When the semester started and we began our studies into the history of design, we picked the very best place to start our journey... the very beginning of humans and the buildings they constructed. One of the first main ideas we began to see is how early cultures were very consumed with the ideas of circles, stacks, and columns.
The entire ideas of this section were about the foundations of architecture, and how early people and civilizations first started to build, and the ideas that they wanted to convey to the world through the buildings and structures that they created. Many of these structures that they built, no matter where they were in the ancient world, had very similar ideals and concepts in the structures. Almost all of what we saw and talked about in the ancient world had connections to circles, stacks, and columns.
The first is Stonehenge in England. There has been tons of questions and mysterious on what exactly this building was all about. It is a circular structure, that is perfectly set up to correlate with the movement of the sun throughout the year. This shows us that the ideas of the sun and the moon, and their movement and involvement with these people, was something that was important to their lives.
In ancient Egypt, huge stacked up structures were made, better know as pyramids. These were tombs for their passed on kings and queens. The way that these structures were built put a lot of focus on five distinct points in our world by representing north, south, east, west, and up into the skies. This also makes us see how their religion, which placed focused on higher gods, and the connection between the tomb and how it connected it with the afterlife that meant so much to them in their society. It literally is a standing representation of society and plays on the concepts and ideas of hierarchy through the way that the structure is built up. The slaves stand as the bottom all the way up through the priests and pharaohs, up to the top point which stands for the gods and their realm.

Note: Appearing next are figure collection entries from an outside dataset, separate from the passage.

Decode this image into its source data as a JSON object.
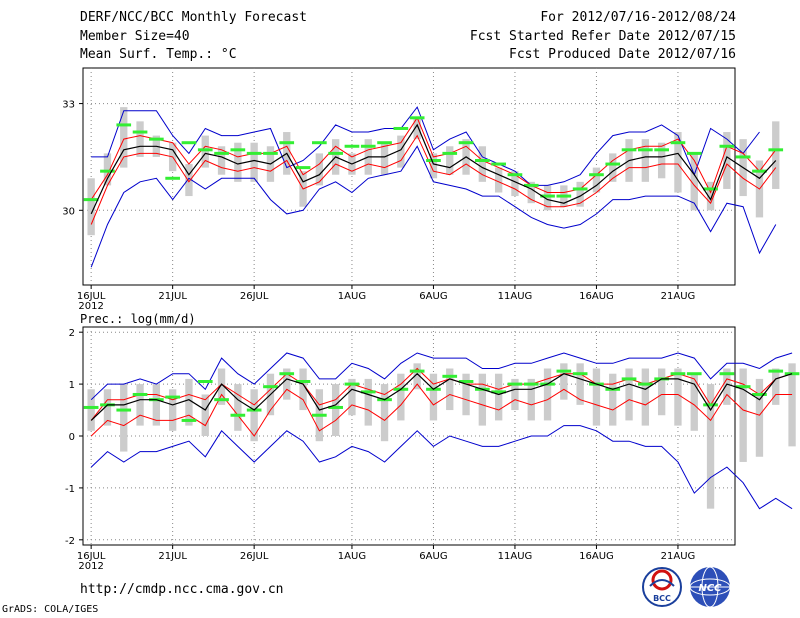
{
  "header": {
    "title": "DERF/NCC/BCC Monthly Forecast",
    "member_size": "Member Size=40",
    "variable": "Mean Surf. Temp.: °C",
    "period": "For 2012/07/16-2012/08/24",
    "start_date": "Fcst Started Refer Date 2012/07/15",
    "produced_date": "Fcst Produced Date 2012/07/16"
  },
  "footer": {
    "url": "http://cmdp.ncc.cma.gov.cn",
    "credit": "GrADS: COLA/IGES",
    "logo_bcc": "BCC",
    "logo_ncc": "NCC"
  },
  "colors": {
    "ensemble_mean": "#000000",
    "member_band": "#ff0000",
    "envelope": "#0000cc",
    "box": "#cccccc",
    "median": "#33ee33",
    "grid": "#888888"
  },
  "chart_data": [
    {
      "type": "line",
      "title": "Mean Surf. Temp.: °C",
      "x_start": "16JUL2012",
      "x_tick_labels": [
        "16JUL",
        "21JUL",
        "26JUL",
        "1AUG",
        "6AUG",
        "11AUG",
        "16AUG",
        "21AUG"
      ],
      "x_tick_sub": "2012",
      "x_tick_days": [
        1,
        6,
        11,
        17,
        22,
        27,
        32,
        37
      ],
      "days": 40,
      "y_ticks": [
        30,
        33
      ],
      "ylim": [
        27.9,
        34.0
      ],
      "series": [
        {
          "name": "ensemble mean",
          "values": [
            29.9,
            30.9,
            31.7,
            31.8,
            31.8,
            31.7,
            31.0,
            31.6,
            31.5,
            31.3,
            31.4,
            31.3,
            31.6,
            30.8,
            31.0,
            31.5,
            31.3,
            31.5,
            31.5,
            31.7,
            32.4,
            31.3,
            31.2,
            31.5,
            31.2,
            31.0,
            30.8,
            30.6,
            30.3,
            30.2,
            30.4,
            30.7,
            31.1,
            31.4,
            31.5,
            31.5,
            31.6,
            31.0,
            30.3,
            31.5,
            31.2,
            30.9,
            31.4
          ]
        },
        {
          "name": "member upper",
          "values": [
            30.3,
            31.0,
            32.0,
            32.1,
            32.0,
            31.9,
            31.3,
            31.8,
            31.7,
            31.5,
            31.6,
            31.6,
            31.8,
            31.0,
            31.3,
            31.8,
            31.5,
            31.7,
            31.8,
            31.9,
            32.6,
            31.5,
            31.6,
            31.8,
            31.4,
            31.2,
            31.0,
            30.7,
            30.5,
            30.5,
            30.6,
            31.0,
            31.4,
            31.7,
            31.8,
            31.8,
            32.0,
            31.4,
            30.5,
            31.8,
            31.6,
            31.1,
            31.7
          ]
        },
        {
          "name": "member lower",
          "values": [
            29.6,
            30.7,
            31.5,
            31.6,
            31.6,
            31.5,
            30.8,
            31.4,
            31.2,
            31.1,
            31.2,
            31.1,
            31.4,
            30.6,
            30.8,
            31.3,
            31.1,
            31.3,
            31.2,
            31.4,
            32.1,
            31.1,
            31.0,
            31.3,
            31.0,
            30.8,
            30.6,
            30.3,
            30.1,
            30.1,
            30.2,
            30.5,
            30.9,
            31.2,
            31.2,
            31.3,
            31.3,
            30.7,
            30.2,
            31.3,
            30.9,
            30.6,
            31.2
          ]
        },
        {
          "name": "envelope max",
          "values": [
            31.5,
            31.5,
            32.8,
            32.8,
            32.8,
            32.1,
            31.6,
            32.3,
            32.1,
            32.1,
            32.2,
            32.3,
            31.2,
            31.4,
            31.8,
            32.4,
            32.2,
            32.2,
            32.3,
            32.3,
            32.9,
            31.7,
            32.0,
            32.2,
            31.5,
            31.3,
            31.1,
            30.7,
            30.7,
            30.8,
            31.0,
            31.6,
            32.1,
            32.2,
            32.2,
            32.4,
            32.1,
            31.0,
            32.3,
            32.0,
            31.6,
            32.2
          ]
        },
        {
          "name": "envelope min",
          "values": [
            28.4,
            29.6,
            30.5,
            30.8,
            30.9,
            30.3,
            30.9,
            30.6,
            30.9,
            30.9,
            30.9,
            30.3,
            29.9,
            30.0,
            30.6,
            30.8,
            30.5,
            30.9,
            31.0,
            31.1,
            31.8,
            30.8,
            30.7,
            30.6,
            30.4,
            30.4,
            30.1,
            29.8,
            29.6,
            29.5,
            29.6,
            29.9,
            30.3,
            30.3,
            30.4,
            30.4,
            30.4,
            30.2,
            29.4,
            30.2,
            30.1,
            28.8,
            29.6
          ]
        }
      ],
      "boxes": {
        "lo": [
          29.3,
          30.7,
          31.2,
          31.5,
          31.5,
          31.1,
          30.4,
          31.2,
          31.0,
          30.8,
          30.8,
          30.8,
          31.0,
          30.1,
          30.7,
          31.0,
          31.0,
          31.0,
          31.0,
          31.2,
          32.0,
          30.9,
          31.0,
          31.0,
          30.8,
          30.5,
          30.4,
          30.2,
          30.0,
          30.1,
          30.1,
          30.5,
          30.8,
          30.8,
          30.8,
          30.9,
          30.5,
          30.0,
          30.0,
          30.6,
          30.4,
          29.8,
          30.6
        ],
        "hi": [
          30.9,
          31.6,
          32.9,
          32.5,
          32.1,
          31.9,
          31.3,
          32.1,
          31.8,
          31.9,
          31.9,
          31.8,
          32.2,
          31.1,
          31.6,
          32.0,
          31.6,
          32.0,
          31.9,
          32.1,
          32.6,
          31.6,
          31.8,
          32.0,
          31.8,
          31.2,
          31.1,
          30.8,
          30.7,
          30.7,
          30.8,
          31.2,
          31.6,
          32.0,
          32.0,
          31.9,
          32.2,
          31.6,
          30.8,
          32.2,
          32.0,
          31.4,
          32.5
        ],
        "median": [
          30.3,
          31.1,
          32.4,
          32.2,
          32.0,
          30.9,
          31.9,
          31.7,
          31.6,
          31.7,
          31.6,
          31.6,
          31.9,
          31.2,
          31.9,
          31.6,
          31.8,
          31.8,
          31.9,
          32.3,
          32.6,
          31.4,
          31.6,
          31.9,
          31.4,
          31.3,
          31.0,
          30.7,
          30.4,
          30.4,
          30.6,
          31.0,
          31.3,
          31.7,
          31.7,
          31.7,
          31.9,
          31.6,
          30.6,
          31.8,
          31.5,
          31.1,
          31.7
        ]
      }
    },
    {
      "type": "line",
      "title": "Prec.: log(mm/d)",
      "x_start": "16JUL2012",
      "x_tick_labels": [
        "16JUL",
        "21JUL",
        "26JUL",
        "1AUG",
        "6AUG",
        "11AUG",
        "16AUG",
        "21AUG"
      ],
      "x_tick_sub": "2012",
      "x_tick_days": [
        1,
        6,
        11,
        17,
        22,
        27,
        32,
        37
      ],
      "days": 40,
      "y_ticks": [
        -2,
        -1,
        0,
        1,
        2
      ],
      "ylim": [
        -2.1,
        2.1
      ],
      "series": [
        {
          "name": "ensemble mean",
          "values": [
            0.3,
            0.6,
            0.6,
            0.7,
            0.7,
            0.6,
            0.7,
            0.5,
            1.0,
            0.7,
            0.5,
            0.8,
            1.1,
            1.0,
            0.5,
            0.6,
            0.9,
            0.8,
            0.7,
            0.9,
            1.2,
            0.9,
            1.1,
            1.0,
            0.9,
            0.8,
            0.9,
            0.9,
            1.0,
            1.2,
            1.1,
            1.0,
            0.9,
            1.0,
            0.9,
            1.1,
            1.1,
            1.0,
            0.5,
            1.0,
            0.9,
            0.7,
            1.1,
            1.2
          ]
        },
        {
          "name": "member upper",
          "values": [
            0.3,
            0.7,
            0.7,
            0.8,
            0.8,
            0.7,
            0.8,
            0.7,
            1.0,
            0.8,
            0.6,
            0.9,
            1.2,
            1.0,
            0.6,
            0.7,
            1.0,
            0.9,
            0.8,
            1.0,
            1.3,
            1.0,
            1.1,
            1.0,
            1.0,
            0.9,
            1.0,
            1.0,
            1.1,
            1.2,
            1.2,
            1.0,
            1.0,
            1.1,
            1.0,
            1.1,
            1.2,
            1.1,
            0.6,
            1.1,
            1.0,
            0.8,
            1.1,
            1.2
          ]
        },
        {
          "name": "member lower",
          "values": [
            0.0,
            0.3,
            0.2,
            0.4,
            0.3,
            0.3,
            0.4,
            0.2,
            0.8,
            0.4,
            0.0,
            0.5,
            0.9,
            0.7,
            0.1,
            0.3,
            0.6,
            0.5,
            0.3,
            0.6,
            1.0,
            0.6,
            0.8,
            0.7,
            0.6,
            0.5,
            0.7,
            0.6,
            0.7,
            0.9,
            0.7,
            0.6,
            0.5,
            0.7,
            0.6,
            0.8,
            0.8,
            0.6,
            0.3,
            0.8,
            0.5,
            0.4,
            0.8,
            0.8
          ]
        },
        {
          "name": "envelope max",
          "values": [
            0.7,
            1.0,
            1.0,
            1.1,
            1.0,
            1.2,
            1.2,
            0.9,
            1.5,
            1.2,
            1.0,
            1.3,
            1.6,
            1.5,
            1.1,
            1.1,
            1.4,
            1.3,
            1.1,
            1.4,
            1.6,
            1.5,
            1.5,
            1.5,
            1.3,
            1.3,
            1.4,
            1.4,
            1.5,
            1.6,
            1.5,
            1.4,
            1.4,
            1.5,
            1.5,
            1.5,
            1.6,
            1.5,
            1.1,
            1.4,
            1.4,
            1.3,
            1.5,
            1.6
          ]
        },
        {
          "name": "envelope min",
          "values": [
            -0.6,
            -0.3,
            -0.5,
            -0.3,
            -0.3,
            -0.2,
            -0.1,
            -0.4,
            0.1,
            -0.2,
            -0.5,
            -0.2,
            0.1,
            -0.1,
            -0.5,
            -0.4,
            -0.2,
            -0.3,
            -0.5,
            -0.2,
            0.1,
            -0.2,
            0.0,
            -0.1,
            -0.2,
            -0.2,
            -0.1,
            0.0,
            0.0,
            0.2,
            0.2,
            0.1,
            -0.1,
            -0.1,
            -0.2,
            -0.2,
            -0.5,
            -1.1,
            -0.8,
            -0.6,
            -0.9,
            -1.4,
            -1.2,
            -1.4
          ]
        }
      ],
      "boxes": {
        "lo": [
          0.1,
          0.2,
          -0.3,
          0.2,
          0.2,
          0.1,
          0.2,
          0.0,
          0.6,
          0.1,
          -0.1,
          0.4,
          0.7,
          0.5,
          -0.1,
          0.0,
          0.4,
          0.2,
          -0.1,
          0.3,
          0.9,
          0.3,
          0.5,
          0.4,
          0.2,
          0.3,
          0.5,
          0.3,
          0.3,
          0.7,
          0.6,
          0.2,
          0.2,
          0.3,
          0.2,
          0.4,
          0.2,
          0.1,
          -1.4,
          0.6,
          -0.5,
          -0.4,
          0.6,
          -0.2
        ],
        "hi": [
          0.9,
          0.9,
          1.0,
          1.0,
          1.0,
          0.9,
          1.1,
          0.8,
          1.3,
          1.0,
          0.9,
          1.2,
          1.3,
          1.3,
          0.9,
          1.0,
          1.1,
          1.1,
          1.0,
          1.2,
          1.4,
          1.2,
          1.3,
          1.2,
          1.2,
          1.2,
          1.1,
          1.1,
          1.3,
          1.4,
          1.4,
          1.3,
          1.2,
          1.3,
          1.3,
          1.3,
          1.3,
          1.2,
          1.0,
          1.3,
          1.3,
          1.1,
          1.3,
          1.4
        ],
        "median": [
          0.55,
          0.6,
          0.5,
          0.8,
          0.7,
          0.75,
          0.3,
          1.05,
          0.7,
          0.4,
          0.5,
          0.95,
          1.2,
          1.05,
          0.4,
          0.55,
          1.0,
          0.85,
          0.7,
          0.9,
          1.25,
          0.9,
          1.15,
          1.05,
          0.9,
          0.85,
          1.0,
          1.0,
          1.0,
          1.25,
          1.2,
          1.0,
          0.9,
          1.1,
          1.0,
          1.1,
          1.2,
          1.2,
          0.6,
          1.2,
          0.95,
          0.8,
          1.25,
          1.2
        ]
      }
    }
  ]
}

The ancient Greeks built many structures, and most had emphasis on these ideas of columns, or groves. Groves seem to resemble trees, or a grouping of things. It isn't a coincidence that they put many of these columns in front of gathering spaces for people such as temples or public gathering spaces. One of the best examples that I can think of that represents this, and we also spent quite some time talking about this in our unit is the Parthenon in Athens, Greece. It was very important to the Greek society and everyone in the Greek world would come to this place to worship the goddess Athena.
Next we began to study our very own UNCG campus and how many of these building concepts can still be found today in modern structures. We looked at many buildings and the ideals of how they now use circles, stacks, and columns. I came to realize many of the ideals that we hold today to these design ideas, are still very similar to how the ancient world used these same structures. We also discussed the ideas of firmness, commodity, and delight, and how they applied to the buildings here at UNCG.

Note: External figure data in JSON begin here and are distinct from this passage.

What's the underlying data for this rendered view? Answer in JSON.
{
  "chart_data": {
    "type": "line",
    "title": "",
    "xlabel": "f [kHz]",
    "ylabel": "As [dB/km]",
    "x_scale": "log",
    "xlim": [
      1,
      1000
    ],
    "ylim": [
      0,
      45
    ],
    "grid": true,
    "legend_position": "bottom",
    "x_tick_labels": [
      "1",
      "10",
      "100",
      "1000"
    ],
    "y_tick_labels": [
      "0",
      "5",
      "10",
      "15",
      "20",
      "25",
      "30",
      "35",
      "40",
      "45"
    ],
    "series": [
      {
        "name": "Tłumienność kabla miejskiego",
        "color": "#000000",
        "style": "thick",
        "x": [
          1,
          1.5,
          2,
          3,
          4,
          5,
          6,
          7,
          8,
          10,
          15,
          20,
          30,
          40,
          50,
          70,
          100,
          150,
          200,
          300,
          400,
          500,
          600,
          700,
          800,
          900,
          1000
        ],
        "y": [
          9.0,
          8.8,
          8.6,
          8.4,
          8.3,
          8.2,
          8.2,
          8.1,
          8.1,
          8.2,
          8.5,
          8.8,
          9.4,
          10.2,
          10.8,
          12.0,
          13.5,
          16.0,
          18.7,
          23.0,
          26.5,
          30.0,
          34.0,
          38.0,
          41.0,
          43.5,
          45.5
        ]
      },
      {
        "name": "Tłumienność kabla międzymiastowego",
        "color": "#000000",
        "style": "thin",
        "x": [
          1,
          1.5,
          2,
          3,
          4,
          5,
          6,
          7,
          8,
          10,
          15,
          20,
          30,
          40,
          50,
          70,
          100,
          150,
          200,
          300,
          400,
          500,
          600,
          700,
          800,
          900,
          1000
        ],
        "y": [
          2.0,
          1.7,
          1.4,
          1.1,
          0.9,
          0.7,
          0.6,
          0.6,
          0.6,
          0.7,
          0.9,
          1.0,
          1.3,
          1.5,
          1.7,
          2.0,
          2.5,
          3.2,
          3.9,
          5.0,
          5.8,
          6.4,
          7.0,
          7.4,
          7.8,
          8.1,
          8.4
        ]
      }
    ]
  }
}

Through our campus tours we saw so many examples of these around UNCG. It is like living and breathing architectural history on this campus. A living, breathing, and functional museum if you will.
Finally, we reached a point in the ancient world where we saw people had finally began to travel and follow trade routes throughout the world, like the Silk Road. Through this process, not only were goods traded to far off places, but so were ideals, and even architectural concepts. People began to see that no matter what the culture, we all have similar things in the buildings that we create.
By the end of the unit, we have seen how humans began to think about the world that they live in. We then we saw how they used this to construct buildings in their own cultures, and then people started to expand and travel, and people began to give each other ideas that they later applied to their own cultures.
This brings us up into what we now know as the common era, and many of the previous concepts we have seen in architecture will continue on, and even see how later cultures and civilizations expanded on these ideas, and even in ways, made them their very own.
nice connections across the weeks. think about how you might weave evidence of the readings in there, too.